Si la fusion semble aussi parfaite entre Lovecraft et Tanabe, c'est sans doute que ce dernier saisit à merveille le contexte historique et social dans lequel écrivait Lovecraft et les peurs cosmiques qui peuplaient son imaginaire. Pour cela, et il le précise dans la postface de L'Abomination de Dunwich, il a "visité beaucoup de lieux afin de dépeindre au mieux l'ambiance oppressante de ce village maudit et la peur qu'inspirent les Whateley. J'ai marché de nuit dans la montagne, je me suis enfoncé dans de sombres forêts et j'ai arpenté des villages désolés. Pour m’imprégner de la terreur qui s'empare du Dr Armitage et d'Earl Sawyer... Pour ressentir l'insignifiance de l'être face à l'immensité du cosmos...".
Cette ambiance dont il parle, il la rend aussi tangible grâce à un ensemble de détails, allant du dessin au découpage. Le dessin est réaliste et précis. Il se rapproche davantage d'un dessin dit "occidental" que de celui qu'on attribue plus largement au manga. Chez Tanabe, les proportions sont conservées de manière réaliste aussi bien dans les paysages que dans les personnages et participent pleinement à l'immersion dans l'histoire. Ce réalisme se retrouve dans les expressions des visages et traduit pleinement les émotions de dégoût, d'incompréhension, de folie ou encore de terreur par lesquelles passent successivement les protagonistes. Les sensations liées aux bruits et aux odeurs, omniprésentes dès le début du récit, accentuent elles aussi la plongée dans la déchéance de cette région reculée et de l'infamie qui s'y répand. Les contrastes, visuels comme psychologiques, sont marqués avec force. Les choses que l'on cache peuvent ainsi se mêler au noir profond et effrayant.

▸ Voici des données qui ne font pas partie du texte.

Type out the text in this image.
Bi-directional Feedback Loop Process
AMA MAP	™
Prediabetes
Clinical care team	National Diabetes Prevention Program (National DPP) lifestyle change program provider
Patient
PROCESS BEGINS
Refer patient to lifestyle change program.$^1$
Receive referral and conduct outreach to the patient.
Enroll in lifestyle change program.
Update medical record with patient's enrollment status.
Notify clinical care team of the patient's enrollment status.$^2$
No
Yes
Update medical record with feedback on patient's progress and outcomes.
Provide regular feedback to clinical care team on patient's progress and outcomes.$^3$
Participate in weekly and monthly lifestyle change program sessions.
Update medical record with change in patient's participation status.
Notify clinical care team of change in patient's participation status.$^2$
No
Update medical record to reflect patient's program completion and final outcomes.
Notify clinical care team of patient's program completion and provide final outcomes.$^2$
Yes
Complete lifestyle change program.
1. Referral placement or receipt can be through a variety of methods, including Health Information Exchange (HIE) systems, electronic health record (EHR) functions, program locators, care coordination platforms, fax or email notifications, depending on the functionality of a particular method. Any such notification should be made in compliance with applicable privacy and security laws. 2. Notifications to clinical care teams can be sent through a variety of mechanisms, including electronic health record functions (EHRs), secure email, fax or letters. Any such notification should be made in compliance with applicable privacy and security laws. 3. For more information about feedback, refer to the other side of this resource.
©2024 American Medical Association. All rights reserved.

On sent la grande connaissance de l'œuvre de Lovecraft de Tanabe, non seulement dans l'installation de l'ambiance comme évoqué précédemment, mais aussi dans le rythme assez lent qu'il insuffle au développement de l'intrigue. Attention, ici la lenteur n'est pas synonyme d'ennui, au contraire, elle participe à la montée de l'angoisse à l'approche d'une horreur qu'on sent tapie dans les recoins.
Enfin, c'est le découpage cinématographique qui appose la touche finale à cette belle réussite qu'est L'abomination de Dunwich. On s'y croirait, le storyboard est déjà prêt pour une troisième adaptation, cette fois à l'écran.
En bref, si vous êtes amateur de récits horrifiques, où la mise en place de la peur se base principalement sur l'ambiance et va crescendo, n'attendez plus pour vous lancer dans L'Abomination de Dunwich, terminée en trois tomes.